Following the 1994 execution of the sons of Ahmad Salama Mabruk and Mohammed Sharaf for betraying Egyptian Islamic Jihad, the militants were ordered to leave the Sudan. Kherchtou disobeyed orders to relocate to Afghanistan, claiming he was concerned about the education his children would receive in such a country, although he is also believed to have still felt snubbed after being refused financial compensation for his wife's operation, and subsequently "began to drift away" from al-Qaeda.

==Move to Kenya, arrest, testimony==
In June 1998, still living in Khartoum despite al-Qaeda's exodus, Kherchtou claims he decided to pursue an unrelated career in tourism. He moved back to Kenya and developed a relationship with Ali Mohamed and by happenstance, he claims he ran into "Haroun" and "Ahmed", both of whom he had known during his time in al-Qaeda. The three of them began to meet through the Mercy International Relief Agency offices. During this time, Kherchtou was being courted by MI6 and Moroccan intelligence to act as an informant. At the same time, however, he was bribing Kenyan border officials to allow him to smuggle large amounts of cash into the country for al-Qaeda. He also accompanied American double-agent Ali Mohamed to Senegal, where the pair of them scouted French facilities as possible bombing targets.

He was arrested as he tried to leave Nairobi four days after the 1998 United States embassy bombings, and handed over to the British. They dubbed him "Joe the Moroccan", and set him free with a promise to travel to Khartoum and be an informant; although he went to Sudan, he never called them back or gave them any further information.

When Jack Cloonan of the FBI learned that the British had a firm grasp of Kherchtou's whereabouts, he concocted a plan to get him out of Sudan and back to his native Morocco, where he could be renditioned to the United States. He had the Moroccan government issue notice that the immigration status of Kherchtou's children had been called into question and he was needed in-person to resolve the issue. Kherchtou flew immediately to Rabat, where he was met by authorities who took him to a "grand house with stables out back, gazelles bouncing in the background, palm trees, three-course meals..." and he dined with the FBI, cooperating fully and giving them all the information he had on al-Qaeda over ten days of questioning. He agreed to be flown back to the United States to testify against the four suspected al-Qaeda members in custody following the embassy bombings, after Cloonan suggested to him that he "pray on" the matter and then give his decision.

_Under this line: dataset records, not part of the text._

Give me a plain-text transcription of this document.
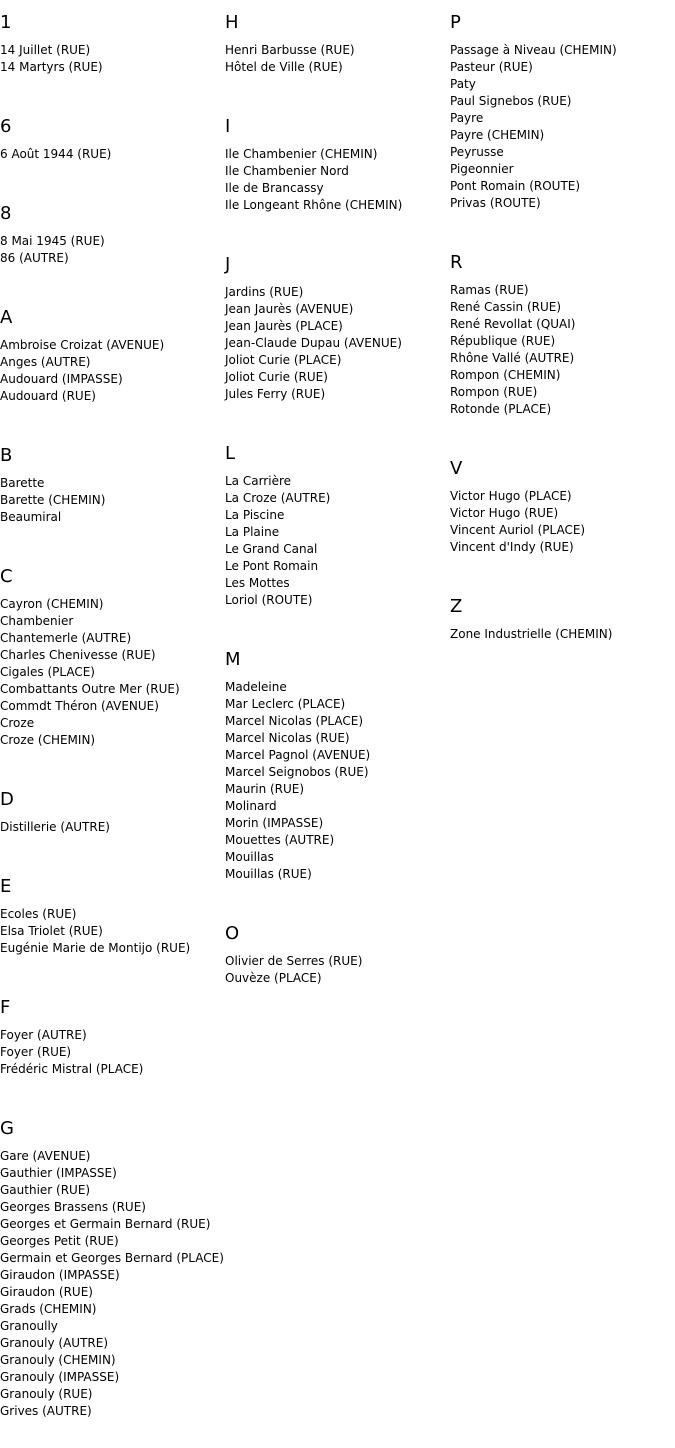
1
14 Juillet (RUE)
14 Martyrs (RUE)
6
6 Août 1944 (RUE)
8
8 Mai 1945 (RUE)
86 (AUTRE)
A
Ambroise Croizat (AVENUE)
Anges (AUTRE)
Audouard (IMPASSE)
Audouard (RUE)
B
Barette
Barette (CHEMIN)
Beaumiral
C
Cayron (CHEMIN)
Chambenier
Chantemerle (AUTRE)
Charles Chenivesse (RUE)
Cigales (PLACE)
Combattants Outre Mer (RUE)
Commdt Théron (AVENUE)
Croze
Croze (CHEMIN)
D
Distillerie (AUTRE)
E
Ecoles (RUE)
Elsa Triolet (RUE)
Eugénie Marie de Montijo (RUE)
F
Foyer (AUTRE)
Foyer (RUE)
Frédéric Mistral (PLACE)
G
Gare (AVENUE)
Gauthier (IMPASSE)
Gauthier (RUE)
Georges Brassens (RUE)
Georges et Germain Bernard (RUE)
Georges Petit (RUE)
Germain et Georges Bernard (PLACE)
Giraudon (IMPASSE)
Giraudon (RUE)
Grads (CHEMIN)
Granoully
Granouly (AUTRE)
Granouly (CHEMIN)
Granouly (IMPASSE)
Granouly (RUE)
Grives (AUTRE)
H
Henri Barbusse (RUE)
Hôtel de Ville (RUE)
I
Ile Chambenier (CHEMIN)
Ile Chambenier Nord
Ile de Brancassy
Ile Longeant Rhône (CHEMIN)
J
Jardins (RUE)
Jean Jaurès (AVENUE)
Jean Jaurès (PLACE)
Jean-Claude Dupau (AVENUE)
Joliot Curie (PLACE)
Joliot Curie (RUE)
Jules Ferry (RUE)
L
La Carrière
La Croze (AUTRE)
La Piscine
La Plaine
Le Grand Canal
Le Pont Romain
Les Mottes
Loriol (ROUTE)
M
Madeleine
Mar Leclerc (PLACE)
Marcel Nicolas (PLACE)
Marcel Nicolas (RUE)
Marcel Pagnol (AVENUE)
Marcel Seignobos (RUE)
Maurin (RUE)
Molinard
Morin (IMPASSE)
Mouettes (AUTRE)
Mouillas
Mouillas (RUE)
O
Olivier de Serres (RUE)
Ouvèze (PLACE)
P
Passage à Niveau (CHEMIN)
Pasteur (RUE)
Paty
Paul Signebos (RUE)
Payre
Payre (CHEMIN)
Peyrusse
Pigeonnier
Pont Romain (ROUTE)
Privas (ROUTE)
R
Ramas (RUE)
René Cassin (RUE)
René Revollat (QUAI)
République (RUE)
Rhône Vallé (AUTRE)
Rompon (CHEMIN)
Rompon (RUE)
Rotonde (PLACE)
V
Victor Hugo (PLACE)
Victor Hugo (RUE)
Vincent Auriol (PLACE)
Vincent d'Indy (RUE)
Z
Zone Industrielle (CHEMIN)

In his testimony, he made the only known reference to an "Abu Ayub al-Iraqi" whom he claimed was the head of al-Qaeda's military branch until 1991, when the commonly presumed first chief Abu Ubaidah al-Banshiri took over. He also suggested that Khalid al-Fawwaz was much more central than previously believed, claiming that "Abu Omar al-Sebai" had overseen the Abu Bakr Siddique camp. He also suggested that al-Qaeda relied on diamond smuggling to raise funds for their operations. He was accused of "contradicting" himself after he said he knew that Wadih el-Hage was a member of al-Qaeda, but under cross-examination admitting he had told the British intelligence agents that he didn't know el-Hage's allegiance two years earlier, and telling the FBI the same thing only six months prior to the trial.

Some have questioned how honest he was about his own role in the bombings as he freely implicated everybody but himself.